L’Etat d’urgence prend fin à Nouméa ce mardi à 20h00. La situation reste très tendue sur place, et les armes en circulation dans toute la Nouvelle-Calédonie dans les deux « camps » inquiètent les autorités.


Emmanuel Macron s’est finalement rendu en personne en Nouvelle-Calédonie. Une visite improvisée en forme de pari dans une île meurtrie par 10 jours d’Etat d’urgence, endeuillée par les décès et ravagée par des émeutes qui ont détruit l’essentiel de sa vie économique. Au milieu des magasins fermés et des routes barricadées, les habitants de l’île se font face. Ils sont armés, se sentant abandonnés et craignant les pénuries alimentaires qui pourraient encore aggraver une situation déjà insurrectionnelle. 

Place à la palabre

Ce mardi à 20 heures en France et 5 heures à Nouméa, l’Etat d’urgence prendra fin en Nouvelle-Calédonie.

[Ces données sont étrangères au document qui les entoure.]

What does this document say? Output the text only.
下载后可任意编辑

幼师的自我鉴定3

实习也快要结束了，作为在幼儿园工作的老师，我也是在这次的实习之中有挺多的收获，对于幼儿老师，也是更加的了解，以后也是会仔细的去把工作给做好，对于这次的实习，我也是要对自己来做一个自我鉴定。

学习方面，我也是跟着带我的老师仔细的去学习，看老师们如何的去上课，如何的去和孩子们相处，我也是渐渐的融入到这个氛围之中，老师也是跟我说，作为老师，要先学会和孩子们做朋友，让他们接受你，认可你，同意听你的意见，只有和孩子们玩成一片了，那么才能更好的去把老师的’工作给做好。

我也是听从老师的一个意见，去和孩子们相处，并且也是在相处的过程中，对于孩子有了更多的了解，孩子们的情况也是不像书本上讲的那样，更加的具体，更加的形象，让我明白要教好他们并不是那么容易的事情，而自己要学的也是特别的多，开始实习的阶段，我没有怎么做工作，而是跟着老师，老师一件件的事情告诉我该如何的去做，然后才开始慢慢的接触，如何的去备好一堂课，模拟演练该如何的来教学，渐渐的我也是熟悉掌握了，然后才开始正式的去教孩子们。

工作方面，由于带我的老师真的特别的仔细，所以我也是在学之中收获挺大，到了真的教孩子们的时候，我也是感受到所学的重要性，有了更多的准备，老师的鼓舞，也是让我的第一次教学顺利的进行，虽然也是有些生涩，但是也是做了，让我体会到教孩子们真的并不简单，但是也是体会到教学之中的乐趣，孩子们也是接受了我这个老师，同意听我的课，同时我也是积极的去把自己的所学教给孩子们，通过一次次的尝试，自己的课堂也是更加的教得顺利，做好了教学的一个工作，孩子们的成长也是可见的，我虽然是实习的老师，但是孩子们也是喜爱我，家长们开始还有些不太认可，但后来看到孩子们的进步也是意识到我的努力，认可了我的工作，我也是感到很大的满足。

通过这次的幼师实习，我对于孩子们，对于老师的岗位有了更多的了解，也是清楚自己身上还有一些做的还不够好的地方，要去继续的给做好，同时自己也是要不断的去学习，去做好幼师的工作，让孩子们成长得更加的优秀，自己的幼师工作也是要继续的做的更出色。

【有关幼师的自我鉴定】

Après plusieurs jours de réflexion, Emmanuel Macron a finalement décidé de ne pas le reconduire. « Pour permettre les réunions des différentes composantes du FLNKS et les déplacements sur les barrages des élus ou responsables en mesure d’appeler à leur levée, le président a décidé pour le moment de ne pas reconduire l’état d’urgence. Celui-ci ne sera pas prorogé et prendra fin lundi à 20 heures », a ainsi communiqué l’Elysée. Une décision prise pour que les armes laissent place à la « palabre », ce moment de discussion et de délibération propre à la tradition des différents clans kanaks de l’archipel mélanésien.

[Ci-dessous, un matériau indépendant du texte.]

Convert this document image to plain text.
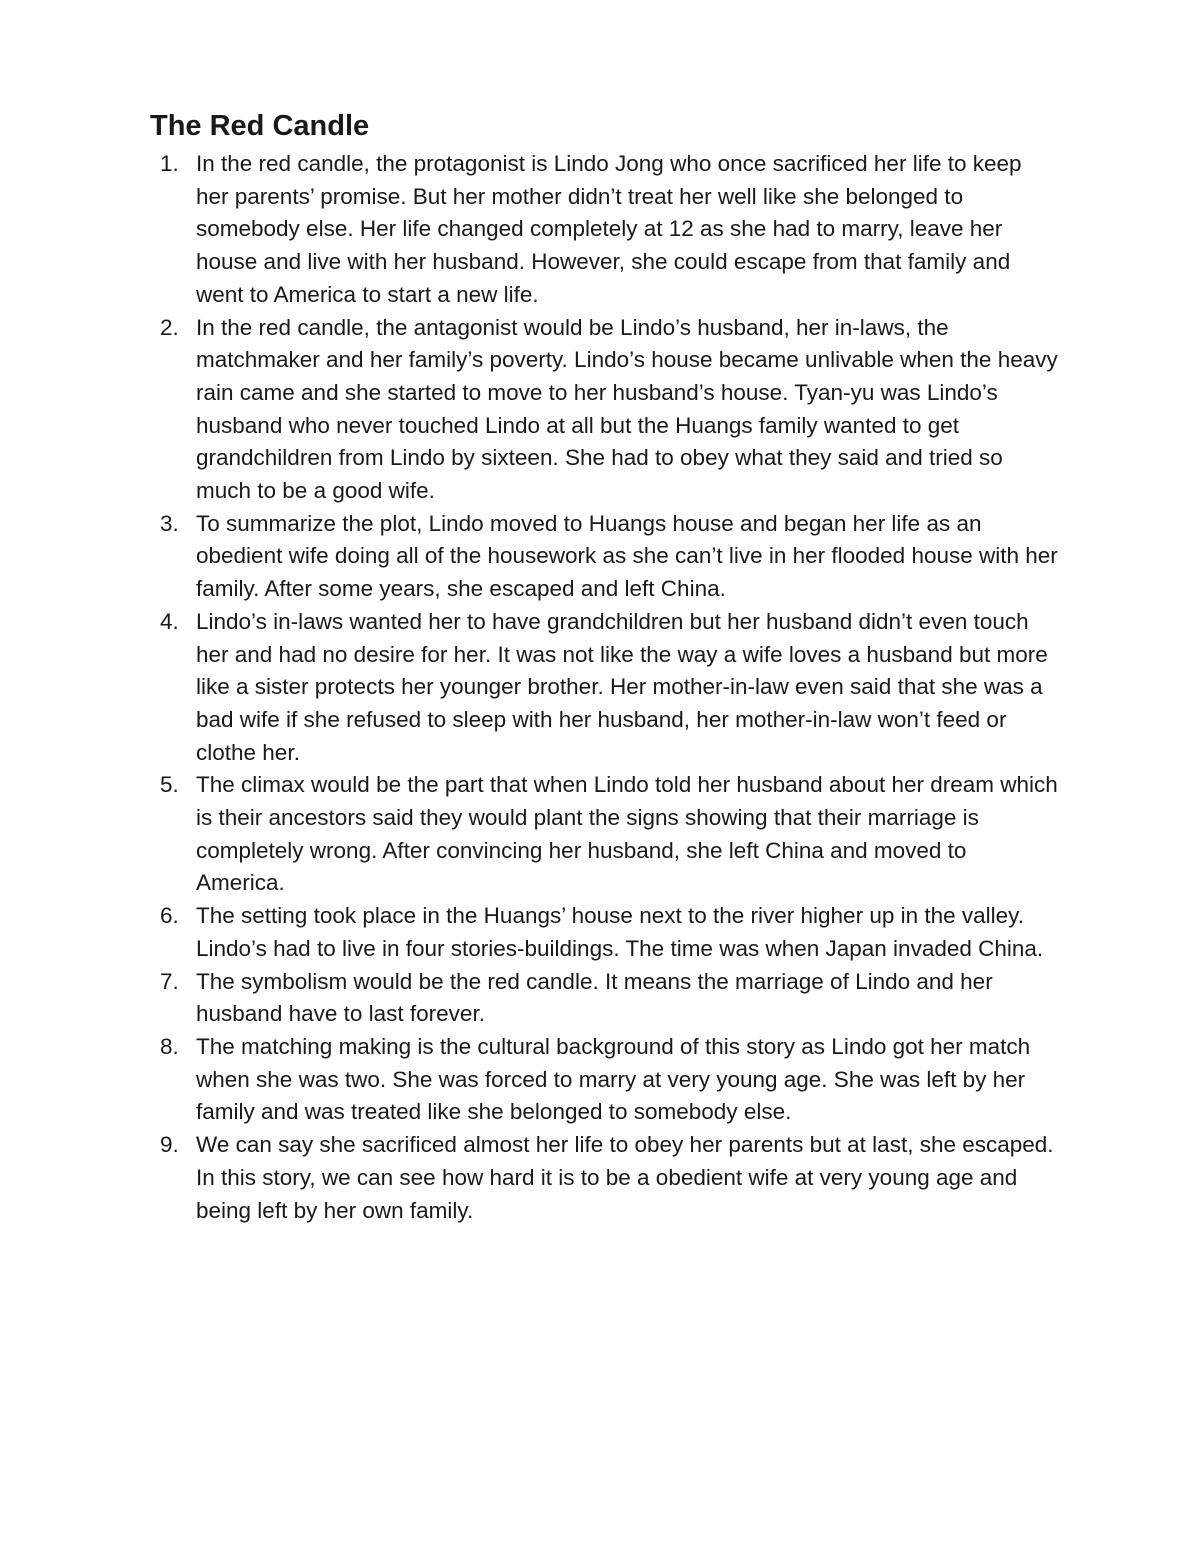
The Red Candle
1. In the red candle, the protagonist is Lindo Jong who once sacrificed her life to keep her parents’ promise. But her mother didn’t treat her well like she belonged to somebody else. Her life changed completely at 12 as she had to marry, leave her house and live with her husband. However, she could escape from that family and went to America to start a new life.
2. In the red candle, the antagonist would be Lindo’s husband, her in-laws, the matchmaker and her family’s poverty. Lindo’s house became unlivable when the heavy rain came and she started to move to her husband’s house. Tyan-yu was Lindo’s husband who never touched Lindo at all but the Huangs family wanted to get grandchildren from Lindo by sixteen. She had to obey what they said and tried so much to be a good wife.
3. To summarize the plot, Lindo moved to Huangs house and began her life as an obedient wife doing all of the housework as she can’t live in her flooded house with her family. After some years, she escaped and left China.
4. Lindo’s in-laws wanted her to have grandchildren but her husband didn’t even touch her and had no desire for her. It was not like the way a wife loves a husband but more like a sister protects her younger brother. Her mother-in-law even said that she was a bad wife if she refused to sleep with her husband, her mother-in-law won’t feed or clothe her.
5. The climax would be the part that when Lindo told her husband about her dream which is their ancestors said they would plant the signs showing that their marriage is completely wrong. After convincing her husband, she left China and moved to America.
6. The setting took place in the Huangs’ house next to the river higher up in the valley. Lindo’s had to live in four stories-buildings. The time was when Japan invaded China.
7. The symbolism would be the red candle. It means the marriage of Lindo and her husband have to last forever.
8. The matching making is the cultural background of this story as Lindo got her match when she was two. She was forced to marry at very young age. She was left by her family and was treated like she belonged to somebody else.
9. We can say she sacrificed almost her life to obey her parents but at last, she escaped. In this story, we can see how hard it is to be a obedient wife at very young age and being left by her own family.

Emmanuel Macron lors de la rencontre avec les natifs et les élus de Nouvelle-Calédonie, le 23 mai 2024 © LUDOVIC MARIN-POOL/SIPA

Lors de sa brève visite du jeudi 23 juin, Emmanuel Macron a fixé des conditions au rétablissement d’un dialogue fécond entre les différentes parties en présence en Nouvelle-Calédonie. Les citoyens français bénéficiant de la citoyenneté spécifique néocalédonienne selon les critères fixés par les accords de Nouméa, soit des Kanaks du peuple dit premier de l’île et des Caldoches, doivent lever les barrages. Un préalable évident et logique. En contrepartie, l’Etat a envoyé 480 gendarmes mobiles supplémentaires, soit sept unités complètes, en renfort des forces de sécurité intérieure déjà déployées. Une promesse du chef de l’Etat qui a, comme on s’y attendait, condamné « les barrages et les pillages » tout en jugeant que « les violences ne peuvent pas prétendre s’inscrire dans une action légitime » après les décès de deux gendarmes.

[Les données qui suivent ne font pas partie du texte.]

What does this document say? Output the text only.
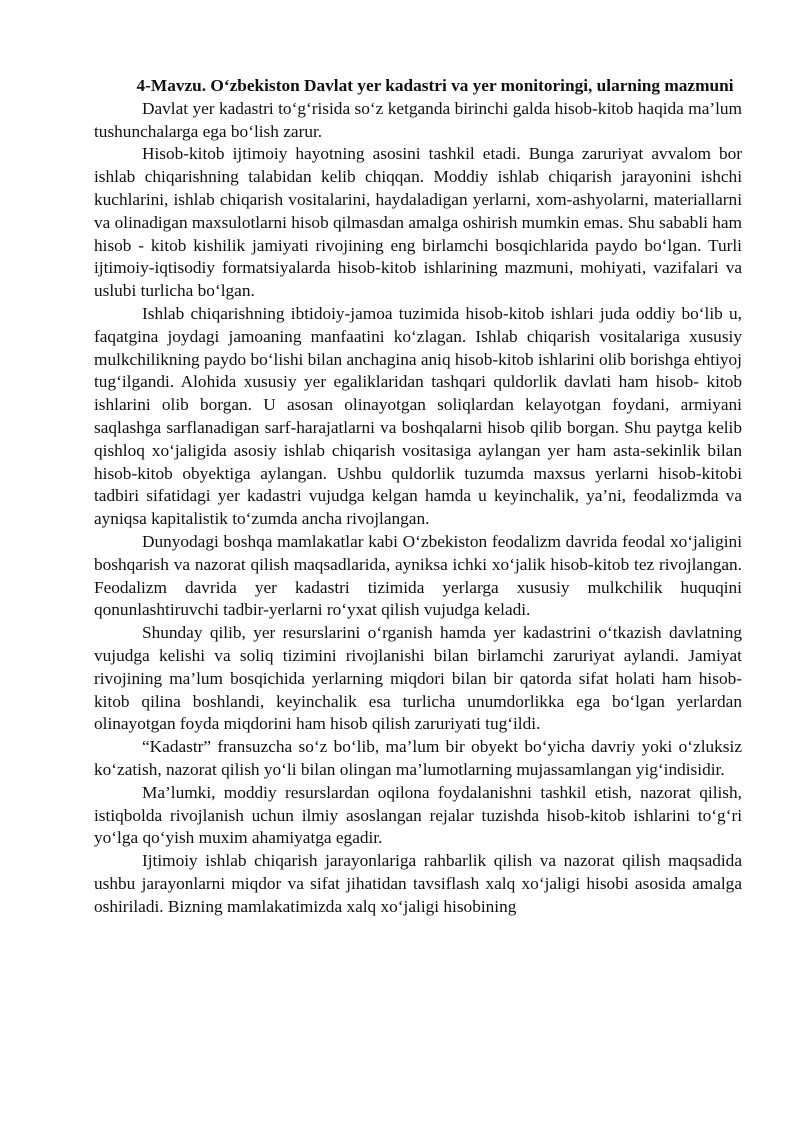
4-Mavzu. O‘zbekiston Davlat yer kadastri va yer monitoringi, ularning mazmuni

Davlat yer kadastri to‘g‘risida so‘z ketganda birinchi galda hisob-kitob haqida ma’lum tushunchalarga ega bo‘lish zarur.

Hisob-kitob ijtimoiy hayotning asosini tashkil etadi. Bunga zaruriyat avvalom bor ishlab chiqarishning talabidan kelib chiqqan. Moddiy ishlab chiqarish jarayonini ishchi kuchlarini, ishlab chiqarish vositalarini, haydaladigan yerlarni, xom-ashyolarni, materiallarni va olinadigan maxsulotlarni hisob qilmasdan amalga oshirish mumkin emas. Shu sababli ham hisob - kitob kishilik jamiyati rivojining eng birlamchi bosqichlarida paydo bo‘lgan. Turli ijtimoiy-iqtisodiy formatsiyalarda hisob-kitob ishlarining mazmuni, mohiyati, vazifalari va uslubi turlicha bo‘lgan.

Ishlab chiqarishning ibtidoiy-jamoa tuzimida hisob-kitob ishlari juda oddiy bo‘lib u, faqatgina joydagi jamoaning manfaatini ko‘zlagan. Ishlab chiqarish vositalariga xususiy mulkchilikning paydo bo‘lishi bilan anchagina aniq hisob-kitob ishlarini olib borishga ehtiyoj tug‘ilgandi. Alohida xususiy yer egaliklaridan tashqari quldorlik davlati ham hisob- kitob ishlarini olib borgan. U asosan olinayotgan soliqlardan kelayotgan foydani, armiyani saqlashga sarflanadigan sarf-harajatlarni va boshqalarni hisob qilib borgan. Shu paytga kelib qishloq xo‘jaligida asosiy ishlab chiqarish vositasiga aylangan yer ham asta-sekinlik bilan hisob-kitob obyektiga aylangan. Ushbu quldorlik tuzumda maxsus yerlarni hisob-kitobi tadbiri sifatidagi yer kadastri vujudga kelgan hamda u keyinchalik, ya’ni, feodalizmda va ayniqsa kapitalistik to‘zumda ancha rivojlangan.

Dunyodagi boshqa mamlakatlar kabi O‘zbekiston feodalizm davrida feodal xo‘jaligini boshqarish va nazorat qilish maqsadlarida, ayniksa ichki xo‘jalik hisob-kitob tez rivojlangan. Feodalizm davrida yer kadastri tizimida yerlarga xususiy mulkchilik huquqini qonunlashtiruvchi tadbir-yerlarni ro‘yxat qilish vujudga keladi.

Shunday qilib, yer resurslarini o‘rganish hamda yer kadastrini o‘tkazish davlatning vujudga kelishi va soliq tizimini rivojlanishi bilan birlamchi zaruriyat aylandi. Jamiyat rivojining ma’lum bosqichida yerlarning miqdori bilan bir qatorda sifat holati ham hisob-kitob qilina boshlandi, keyinchalik esa turlicha unumdorlikka ega bo‘lgan yerlardan olinayotgan foyda miqdorini ham hisob qilish zaruriyati tug‘ildi.

“Kadastr” fransuzcha so‘z bo‘lib, ma’lum bir obyekt bo‘yicha davriy yoki o‘zluksiz ko‘zatish, nazorat qilish yo‘li bilan olingan ma’lumotlarning mujassamlangan yig‘indisidir.

Ma’lumki, moddiy resurslardan oqilona foydalanishni tashkil etish, nazorat qilish, istiqbolda rivojlanish uchun ilmiy asoslangan rejalar tuzishda hisob-kitob ishlarini to‘g‘ri yo‘lga qo‘yish muxim ahamiyatga egadir.

Ijtimoiy ishlab chiqarish jarayonlariga rahbarlik qilish va nazorat qilish maqsadida ushbu jarayonlarni miqdor va sifat jihatidan tavsiflash xalq xo‘jaligi hisobi asosida amalga oshiriladi. Bizning mamlakatimizda xalq xo‘jaligi hisobining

Le couvre-feu reste en vigueur

La levée de l’Etat d’urgence entrainera avec elle la fin des mesures exceptionnelles. Les lieux publics seront rouverts et la liberté de réunion restaurée. Il n’y aura plus d’assignations à domicile ni de perquisitions et d’arrestations préventives. Toutefois, de nombreuses mesures de sécurité seront maintenues le temps nécessaire. Ainsi du couvre-feu en vigueur de 18 heures à 6  heures sur toute l’île, de l’interdiction du port et du transport d’armes y compris dans le cadre d’activités de tir sportif, des rassemblements spontanés, mais aussi de la vente d’alcool dans un territoire ravagé par sa surconsommation notamment dans les rangs des jeunes émeutiers des CCAT.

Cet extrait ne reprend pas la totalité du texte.